Logo apel khas berwarna hitam dengan latar belakang putih muncul saat ponselku kembali menyala, setelah kusambungkan dengan listrik. Butuh waktu kurang dari satu menit hingga benda itu benar-benar menyala dan tersambung. Baru saja aku akan memindai sidik jari di tombol bulat yang ada di bagian bawah, ponsel itu bergetar tak keruan karena menerima terlalu banyak pemberitahuan. Whatsapp, Line, dan SMS berlomba memenuhi layar utama yang masih dalam keadaan terkunci.
Jantungku berdegup kencang saat mengetahui nama yang tertera di sana. Aldo. Lelaki yang setahun terakhir ini menjalin hubungan denganku. Jika ia sudah seperti ini, berarti aku sedang dalam masalah besar.
Baru saja aku akan membuka salah satu pesannya, tiba-tiba layar ponsel itu telah berubah menampilkan deretan angka dengan nama Aldo di sana. Cepat-cepat kusentuh ikon berwarna hijau dengan tergagap. "Ha ..."
"Aku pikir kamu sudah mati," kata Aldo dengan nada paling menyebalkan yang pernah kudengar.
"Maaf, Al, aku harus menangani korban kecelakaan dan aku lupa mengisi bat ..."
"Aku nggak peduli dengan alasanmu, yang aku pedulikan saat ini adalah kamu harus muncul dari pintu rumah sakit untuk menemuiku di tempat parkir. Aku akan membawamu bertemu dengan kedua orangtuaku." Dan Aldo mengakhiri panggilannya begitu saja.

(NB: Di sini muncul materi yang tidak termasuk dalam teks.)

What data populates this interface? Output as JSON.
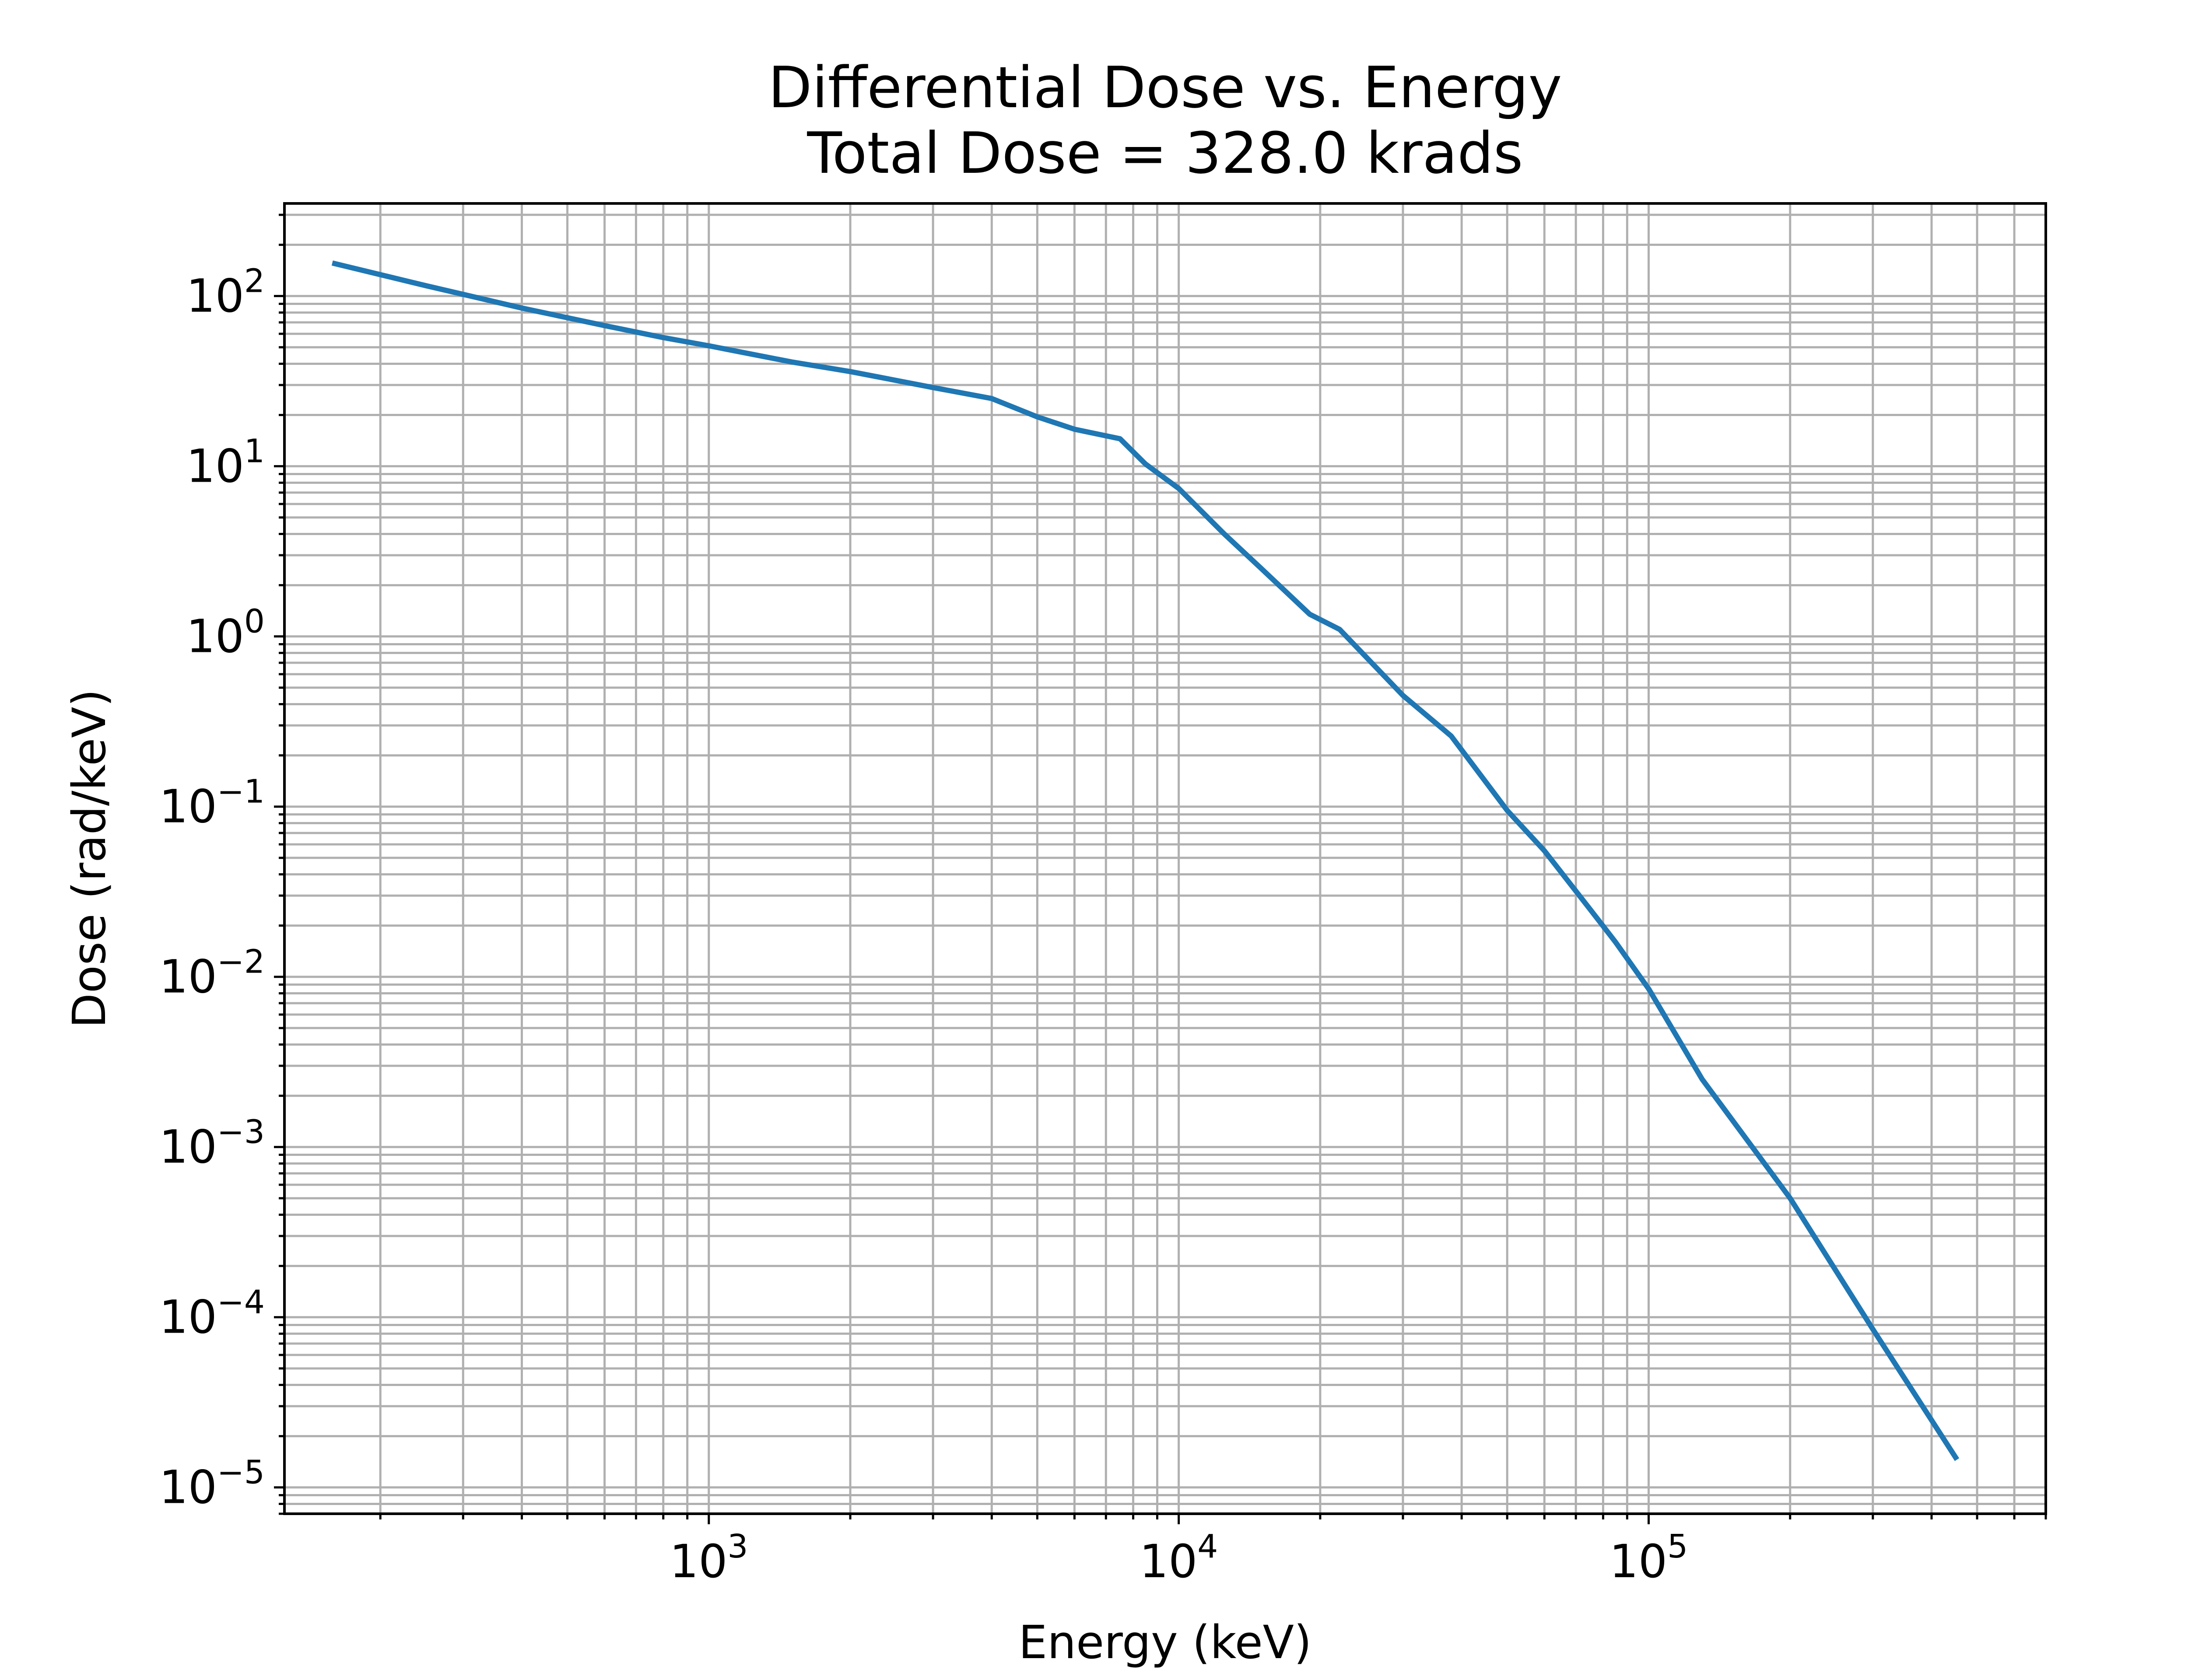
{
  "chart_data": {
    "type": "line",
    "title": "Differential Dose vs. Energy",
    "subtitle": "Total Dose = 328.0 krads",
    "xlabel": "Energy (keV)",
    "ylabel": "Dose (rad/keV)",
    "xscale": "log",
    "yscale": "log",
    "xlim": [
      125,
      700000
    ],
    "ylim": [
      7e-06,
      350
    ],
    "grid": true,
    "grid_minor": true,
    "x_ticks": [
      {
        "base": "10",
        "exp": "3",
        "value": 1000
      },
      {
        "base": "10",
        "exp": "4",
        "value": 10000
      },
      {
        "base": "10",
        "exp": "5",
        "value": 100000
      }
    ],
    "y_ticks": [
      {
        "base": "10",
        "exp": "2",
        "value": 100
      },
      {
        "base": "10",
        "exp": "1",
        "value": 10
      },
      {
        "base": "10",
        "exp": "0",
        "value": 1
      },
      {
        "base": "10",
        "exp": "−1",
        "value": 0.1
      },
      {
        "base": "10",
        "exp": "−2",
        "value": 0.01
      },
      {
        "base": "10",
        "exp": "−3",
        "value": 0.001
      },
      {
        "base": "10",
        "exp": "−4",
        "value": 0.0001
      },
      {
        "base": "10",
        "exp": "−5",
        "value": 1e-05
      }
    ],
    "series": [
      {
        "color": "#1f77b4",
        "x": [
          160,
          250,
          400,
          600,
          800,
          1000,
          1500,
          2000,
          3000,
          4000,
          5000,
          6000,
          7500,
          8500,
          10000,
          12500,
          15000,
          19000,
          22000,
          30000,
          38000,
          50000,
          60000,
          75000,
          85000,
          100000,
          130000,
          200000,
          300000,
          450000
        ],
        "y": [
          155,
          115,
          85,
          67,
          57,
          51,
          41,
          36,
          29,
          25,
          19.5,
          16.5,
          14.5,
          10.3,
          7.4,
          4.0,
          2.5,
          1.35,
          1.1,
          0.45,
          0.26,
          0.095,
          0.055,
          0.025,
          0.016,
          0.0085,
          0.0025,
          0.0005,
          8.5e-05,
          1.5e-05
        ]
      }
    ]
  }
}
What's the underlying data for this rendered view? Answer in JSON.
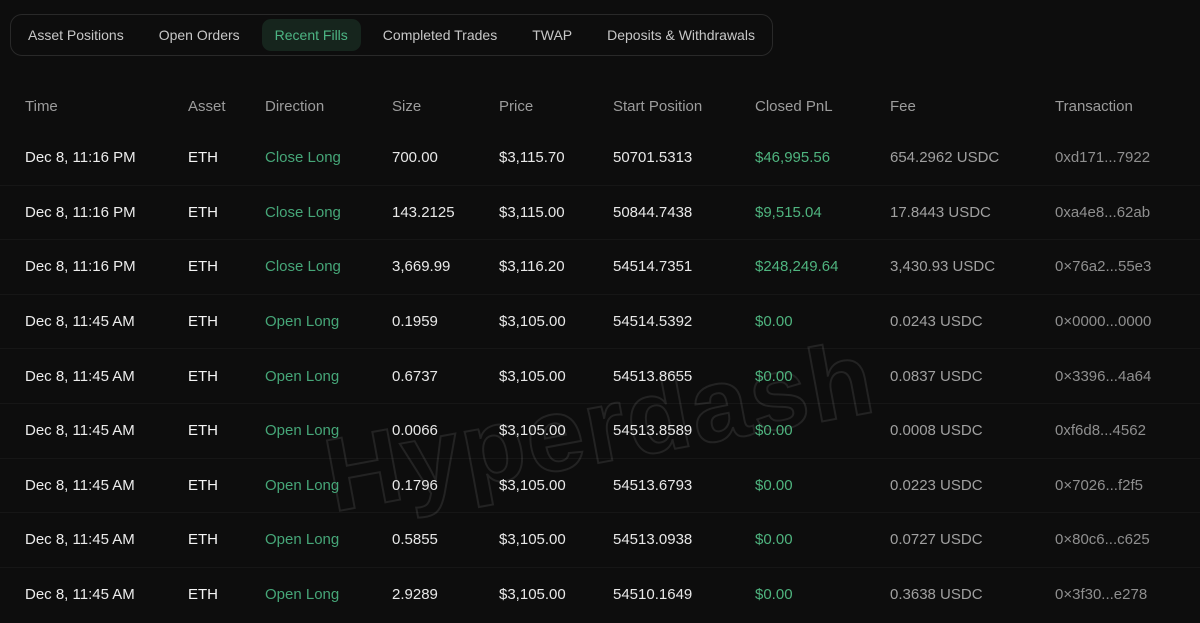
{
  "tabs": {
    "items": [
      {
        "label": "Asset Positions",
        "active": false
      },
      {
        "label": "Open Orders",
        "active": false
      },
      {
        "label": "Recent Fills",
        "active": true
      },
      {
        "label": "Completed Trades",
        "active": false
      },
      {
        "label": "TWAP",
        "active": false
      },
      {
        "label": "Deposits & Withdrawals",
        "active": false
      }
    ]
  },
  "watermark": "Hyperdash",
  "colors": {
    "background": "#0d0d0d",
    "accent_green_pnl": "#4fb47f",
    "accent_green_direction": "#46a678",
    "active_tab_bg": "#16251d",
    "active_tab_text": "#4db584",
    "muted_text": "#9c9c9c"
  },
  "table": {
    "columns": [
      "Time",
      "Asset",
      "Direction",
      "Size",
      "Price",
      "Start Position",
      "Closed PnL",
      "Fee",
      "Transaction"
    ],
    "rows": [
      {
        "time": "Dec 8, 11:16 PM",
        "asset": "ETH",
        "direction": "Close Long",
        "size": "700.00",
        "price": "$3,115.70",
        "start_position": "50701.5313",
        "closed_pnl": "$46,995.56",
        "fee": "654.2962 USDC",
        "transaction": "0xd171...7922"
      },
      {
        "time": "Dec 8, 11:16 PM",
        "asset": "ETH",
        "direction": "Close Long",
        "size": "143.2125",
        "price": "$3,115.00",
        "start_position": "50844.7438",
        "closed_pnl": "$9,515.04",
        "fee": "17.8443 USDC",
        "transaction": "0xa4e8...62ab"
      },
      {
        "time": "Dec 8, 11:16 PM",
        "asset": "ETH",
        "direction": "Close Long",
        "size": "3,669.99",
        "price": "$3,116.20",
        "start_position": "54514.7351",
        "closed_pnl": "$248,249.64",
        "fee": "3,430.93 USDC",
        "transaction": "0×76a2...55e3"
      },
      {
        "time": "Dec 8, 11:45 AM",
        "asset": "ETH",
        "direction": "Open Long",
        "size": "0.1959",
        "price": "$3,105.00",
        "start_position": "54514.5392",
        "closed_pnl": "$0.00",
        "fee": "0.0243 USDC",
        "transaction": "0×0000...0000"
      },
      {
        "time": "Dec 8, 11:45 AM",
        "asset": "ETH",
        "direction": "Open Long",
        "size": "0.6737",
        "price": "$3,105.00",
        "start_position": "54513.8655",
        "closed_pnl": "$0.00",
        "fee": "0.0837 USDC",
        "transaction": "0×3396...4a64"
      },
      {
        "time": "Dec 8, 11:45 AM",
        "asset": "ETH",
        "direction": "Open Long",
        "size": "0.0066",
        "price": "$3,105.00",
        "start_position": "54513.8589",
        "closed_pnl": "$0.00",
        "fee": "0.0008 USDC",
        "transaction": "0xf6d8...4562"
      },
      {
        "time": "Dec 8, 11:45 AM",
        "asset": "ETH",
        "direction": "Open Long",
        "size": "0.1796",
        "price": "$3,105.00",
        "start_position": "54513.6793",
        "closed_pnl": "$0.00",
        "fee": "0.0223 USDC",
        "transaction": "0×7026...f2f5"
      },
      {
        "time": "Dec 8, 11:45 AM",
        "asset": "ETH",
        "direction": "Open Long",
        "size": "0.5855",
        "price": "$3,105.00",
        "start_position": "54513.0938",
        "closed_pnl": "$0.00",
        "fee": "0.0727 USDC",
        "transaction": "0×80c6...c625"
      },
      {
        "time": "Dec 8, 11:45 AM",
        "asset": "ETH",
        "direction": "Open Long",
        "size": "2.9289",
        "price": "$3,105.00",
        "start_position": "54510.1649",
        "closed_pnl": "$0.00",
        "fee": "0.3638 USDC",
        "transaction": "0×3f30...e278"
      }
    ]
  }
}
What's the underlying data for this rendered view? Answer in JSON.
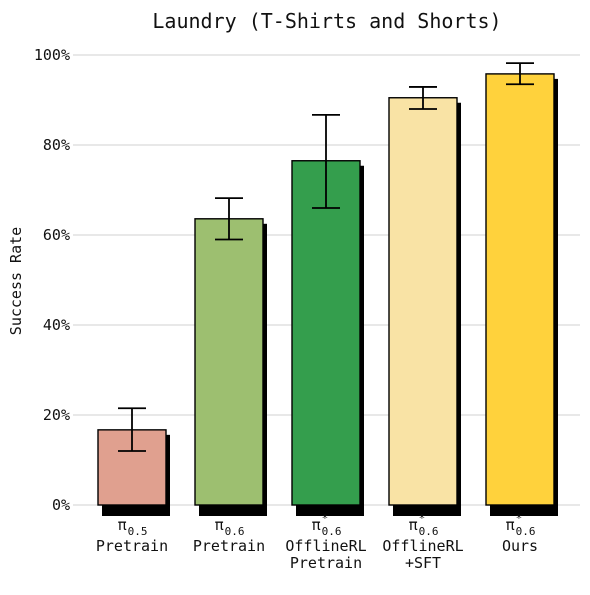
{
  "chart_data": {
    "type": "bar",
    "title": "Laundry (T-Shirts and Shorts)",
    "ylabel": "Success Rate",
    "xlabel": "",
    "ylim": [
      0,
      100
    ],
    "yticks": [
      0,
      20,
      40,
      60,
      80,
      100
    ],
    "ytick_labels": [
      "0%",
      "20%",
      "40%",
      "60%",
      "80%",
      "100%"
    ],
    "grid": true,
    "categories": [
      {
        "symbol": "π",
        "sub": "0.5",
        "sup": "",
        "lines": [
          "Pretrain"
        ]
      },
      {
        "symbol": "π",
        "sub": "0.6",
        "sup": "",
        "lines": [
          "Pretrain"
        ]
      },
      {
        "symbol": "π",
        "sub": "0.6",
        "sup": "*",
        "lines": [
          "OfflineRL",
          "Pretrain"
        ]
      },
      {
        "symbol": "π",
        "sub": "0.6",
        "sup": "*",
        "lines": [
          "OfflineRL",
          "+SFT"
        ]
      },
      {
        "symbol": "π",
        "sub": "0.6",
        "sup": "*",
        "lines": [
          "Ours"
        ]
      }
    ],
    "values": [
      16.7,
      63.6,
      76.5,
      90.5,
      95.8
    ],
    "error_low": [
      12.0,
      59.0,
      66.0,
      88.0,
      93.5
    ],
    "error_high": [
      21.5,
      68.2,
      86.7,
      92.9,
      98.2
    ],
    "colors": [
      "#e0a08f",
      "#9dbf70",
      "#349e4d",
      "#f9e3a5",
      "#ffd23c"
    ]
  }
}
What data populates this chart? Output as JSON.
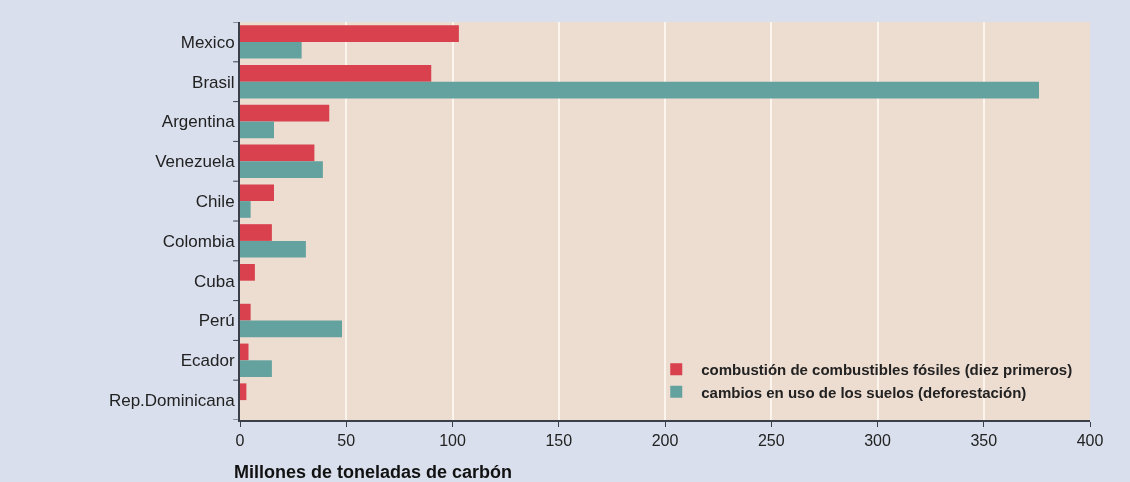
{
  "chart_data": {
    "type": "bar",
    "orientation": "horizontal",
    "xlabel": "Millones de toneladas de carbón",
    "categories": [
      "Mexico",
      "Brasil",
      "Argentina",
      "Venezuela",
      "Chile",
      "Colombia",
      "Cuba",
      "Perú",
      "Ecador",
      "Rep.Dominicana"
    ],
    "series": [
      {
        "name": "combustión de combustibles fósiles (diez primeros)",
        "color": "#d8414d",
        "values": [
          103,
          90,
          42,
          35,
          16,
          15,
          7,
          5,
          4,
          3
        ]
      },
      {
        "name": "cambios en uso de los suelos (deforestación)",
        "color": "#64a2a0",
        "values": [
          29,
          376,
          16,
          39,
          5,
          31,
          null,
          48,
          15,
          null
        ]
      }
    ],
    "xlim": [
      0,
      400
    ],
    "xticks": [
      0,
      50,
      100,
      150,
      200,
      250,
      300,
      350,
      400
    ],
    "grid": "x",
    "legend": "bottom right"
  }
}
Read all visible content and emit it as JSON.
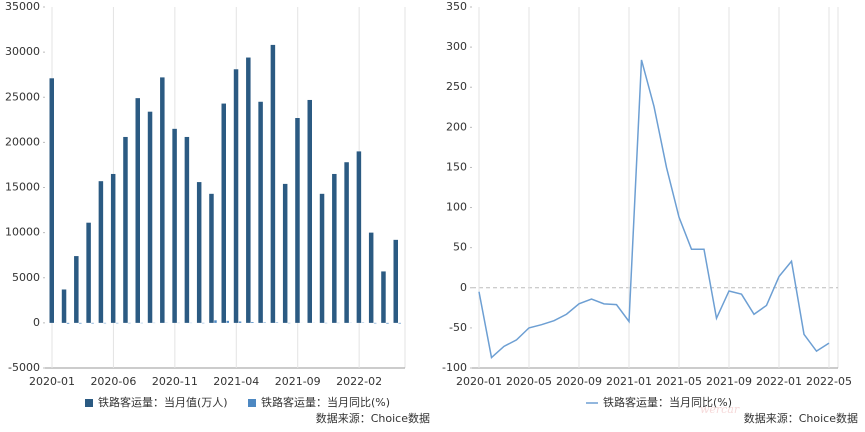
{
  "chart_data": [
    {
      "type": "bar",
      "categories": [
        "2020-01",
        null,
        null,
        null,
        null,
        "2020-06",
        null,
        null,
        null,
        null,
        "2020-11",
        null,
        null,
        null,
        null,
        "2021-04",
        null,
        null,
        null,
        null,
        "2021-09",
        null,
        null,
        null,
        null,
        "2022-02",
        null,
        null,
        null
      ],
      "series": [
        {
          "name": "铁路客运量：当月值(万人)",
          "color": "#2b5a82",
          "values": [
            27100,
            3700,
            7400,
            11100,
            15700,
            16500,
            20600,
            24900,
            23400,
            27200,
            21500,
            20600,
            15600,
            14300,
            24300,
            28100,
            29400,
            24500,
            30800,
            15400,
            22700,
            24700,
            14300,
            16500,
            17800,
            19000,
            10000,
            5700,
            9200
          ]
        },
        {
          "name": "铁路客运量：当月同比(%)",
          "color": "#4d88c2",
          "values": [
            -5,
            -87,
            -73,
            -65,
            -50,
            -46,
            -41,
            -33,
            -20,
            -14,
            -20,
            -21,
            -42,
            284,
            226,
            150,
            88,
            48,
            48,
            -38,
            -4,
            -8,
            -33,
            -22,
            14,
            33,
            -58,
            -79,
            -69
          ]
        }
      ],
      "ylim": [
        -5000,
        35000
      ],
      "yticks": [
        -5000,
        0,
        5000,
        10000,
        15000,
        20000,
        25000,
        30000,
        35000
      ],
      "source": "数据来源：Choice数据"
    },
    {
      "type": "line",
      "categories": [
        "2020-01",
        null,
        null,
        null,
        "2020-05",
        null,
        null,
        null,
        "2020-09",
        null,
        null,
        null,
        "2021-01",
        null,
        null,
        null,
        "2021-05",
        null,
        null,
        null,
        "2021-09",
        null,
        null,
        null,
        "2022-01",
        null,
        null,
        null,
        "2022-05"
      ],
      "series": [
        {
          "name": "铁路客运量：当月同比(%)",
          "color": "#6d9fd3",
          "values": [
            -5,
            -87,
            -73,
            -65,
            -50,
            -46,
            -41,
            -33,
            -20,
            -14,
            -20,
            -21,
            -42,
            284,
            226,
            150,
            88,
            48,
            48,
            -38,
            -4,
            -8,
            -33,
            -22,
            14,
            33,
            -58,
            -79,
            -69
          ]
        }
      ],
      "ylim": [
        -100,
        350
      ],
      "yticks": [
        -100,
        -50,
        0,
        50,
        100,
        150,
        200,
        250,
        300,
        350
      ],
      "source": "数据来源：Choice数据",
      "watermark": "wercar"
    }
  ]
}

Aku hanya bisa terdiam, mencoba mencerna kata-kata itu satu persatu. Aldo tak pernah sekalipun melibatkanku dalam urusan keluarganya. Selama ini, aku memang tak pernah ingin tahu karena menganggap semua urusan keluarga masih sangat jauh untuk dibicarakan. Aku dan Aldo masih ingin saling mengenal satu sama lain. Apalagi, menurutku Aldo adalah seorang laki-laki yang unik. Tak bisa sembarangan diperlakukan. Banyak orang, termasuk Amanda yang mengatakan bahwa Aldo itu gila dan aku lebih gila karena mau jadi kekasihnya. Ya, mungkin saja. Tapi aku tak peduli, karena sampai detik ini aku masih bisa merasakan kenyamanan ketika berada di dekatnya, sedingin dan semenyebalkan apapun dia.
Niatku untuk menghubungi Kak Jordy sirna. Begitu juga dengan rasa lapar dan sakit di perutku yang seolah teralihkan oleh kepanikan. Aku hanya bisa memikirkan bagaimana caranya bersiap secepat kilat. Kutarik tas yang ada di dalam loker dan meletakkannya di atas meja. Satu persatu kukeluarkan berbagai macam benda dari dalam sana.
Sambil mengatur napas yang memburu, aku melepas jas putih yang kukenakan tepat sebelum membasuh wajah dengan sabun seadanya dan memolesnya hanya dengan bedak plus lip tint. Kubuka ikatan rambutku dengan satu tangan dan kuurai begitu saja tanpa perlu usaha untuk terlihat natural. Kusemprotkan Annick Goutal's Eau d'Hadrie di sekujur tubuh sebagai ganti bahwa aku belum mandi sore ini. Aroma citrus blend, lemon sisilia, grapefruit, dan cypress seketika menguar segar. Kuganti sneakers yang kukenakan dengan sepasang sepatu heels setinggi lima sentimeter berwarna pink pastel yang sengaja kusimpan di loker untuk saat-saat tak terduga seperti sekarang.
Dan ponselku kembali berdering.
"Iya aku turun," jawabku yang segera menghambur keluar ruangan, berusaha agar tidak terpeleset selama berlari.
"Lho, Rei?" Amanda yang baru keluar melewati pintu lift menatapku bingung.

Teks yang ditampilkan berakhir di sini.